NIH Clinical Center
Posted on by Dr. Francis Collins
Recently, CBS’s “60 Minutes” highlighted the story of Jennelle Stephenson, a brave young woman with sickle cell disease (SCD). Jennelle now appears potentially cured of this devastating condition, thanks to an experimental gene therapy being tested at the NIH Clinical Center in Bethesda, MD. As groundbreaking as this research may be, it’s among a variety of innovative strategies now being tried to cure SCD and other genetic diseases that have long seemed out of reach.

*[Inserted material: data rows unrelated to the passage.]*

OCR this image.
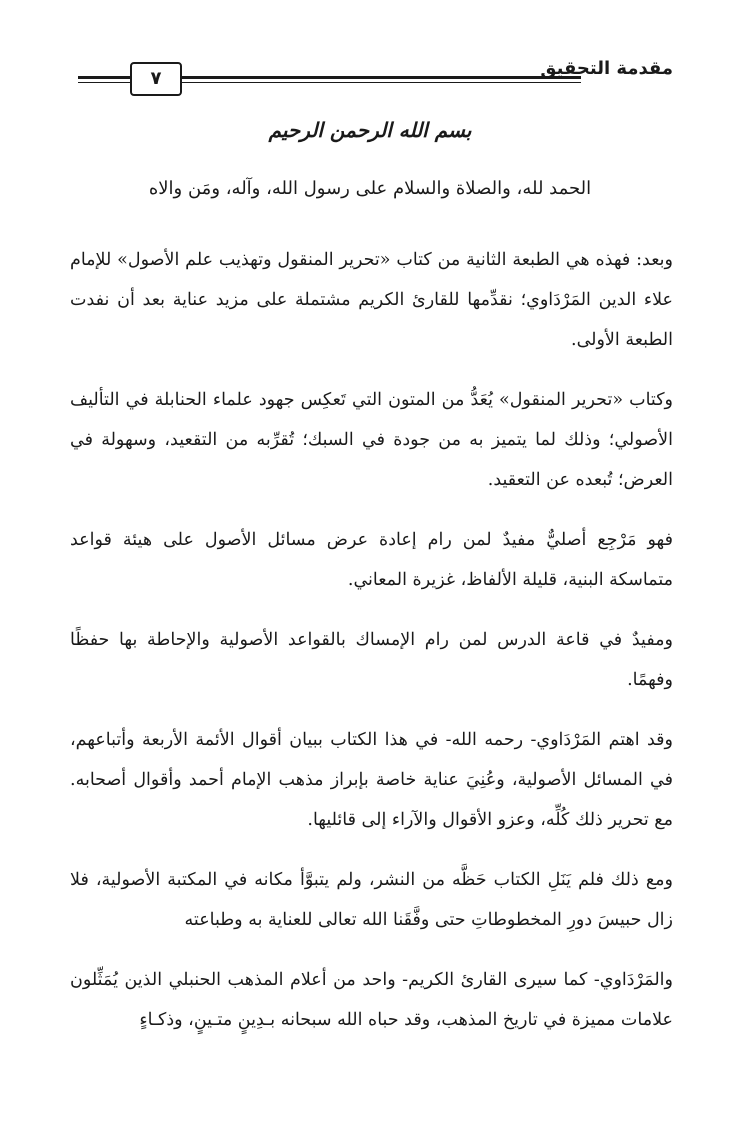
٧	مقدمة التحقيق
بسم الله الرحمن الرحيم
الحمد لله، والصلاة والسلام على رسول الله، وآله، ومَن والاه

وبعد: فهذه هي الطبعة الثانية من كتاب «تحرير المنقول وتهذيب علم الأصول» للإمام علاء الدين المَرْدَاوي؛ نقدِّمها للقارئ الكريم مشتملة على مزيد عناية بعد أن نفدت الطبعة الأولى.

وكتاب «تحرير المنقول» يُعَدُّ من المتون التي تَعكِس جهود علماء الحنابلة في التأليف الأصولي؛ وذلك لما يتميز به من جودة في السبك؛ تُقرِّبه من التقعيد، وسهولة في العرض؛ تُبعده عن التعقيد.

فهو مَرْجِع أصليٌّ مفيدٌ لمن رام إعادة عرض مسائل الأصول على هيئة قواعد متماسكة البنية، قليلة الألفاظ، غزيرة المعاني.

ومفيدٌ في قاعة الدرس لمن رام الإمساك بالقواعد الأصولية والإحاطة بها حفظًا وفهمًا.

وقد اهتم المَرْدَاوي- رحمه الله- في هذا الكتاب ببيان أقوال الأئمة الأربعة وأتباعهم، في المسائل الأصولية، وعُنِيَ عناية خاصة بإبراز مذهب الإمام أحمد وأقوال أصحابه. مع تحرير ذلك كُلِّه، وعزو الأقوال والآراء إلى قائليها.

ومع ذلك فلم يَنَلِ الكتاب حَظَّه من النشر، ولم يتبوَّأ مكانه في المكتبة الأصولية، فلا زال حبيسَ دورِ المخطوطاتِ حتى وفَّقَنا الله تعالى للعناية به وطباعته

والمَرْدَاوي- كما سيرى القارئ الكريم- واحد من أعلام المذهب الحنبلي الذين يُمَثِّلون علامات مميزة في تاريخ المذهب، وقد حباه الله سبحانه بـدِينٍ متـينٍ، وذكـاءٍ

One particularly exciting approach involves using gene editing to increase levels of fetal hemoglobin (HbF) in the red blood cells of people with SCD. Shortly after birth, babies usually stop producing HbF, and switch over to the adult form of hemoglobin. But rare individuals continue to make high levels of HbF throughout their lives. This is referred to as hereditary persistence of fetal hemoglobin (HPFH). (My own postdoctoral research in the early 1980s discovered some of the naturally occurring DNA mutations that lead to this condition.)
Individuals with HPFH are entirely healthy. Strikingly, rare individuals with SCD who also have HPFH have an extremely mild version of sickle cell disease—essentially the presence of significant quantities of HbF provides protection against sickling. So, researchers have been exploring ways to boost HbF in everyone with SCD—and gene editing may provide an effective, long-lasting way to do this.
Clinical trials of this approach are already underway. And new findings reported in Nature Medicine show it may be possible to make the desired edits even more efficiently, raising the possibility that a single infusion of gene-edited cells might be able to cure SCD .
Sickle cell disease is caused by a specific point mutation in a gene that codes for the beta chain of hemoglobin. People with just one copy of this mutation have sickle cell trait and are generally healthy. But those who inherit two mutant copies of this gene suffer lifelong consequences of the presence of this abnormal protein. Their red blood cells—normally flexible and donut-shaped—assume the sickled shape that gives SCD its name. The sickled cells clump together and stick in small blood vessels, resulting in severe pain, anemia, stroke, pulmonary hypertension, organ failure, and far too often, early death.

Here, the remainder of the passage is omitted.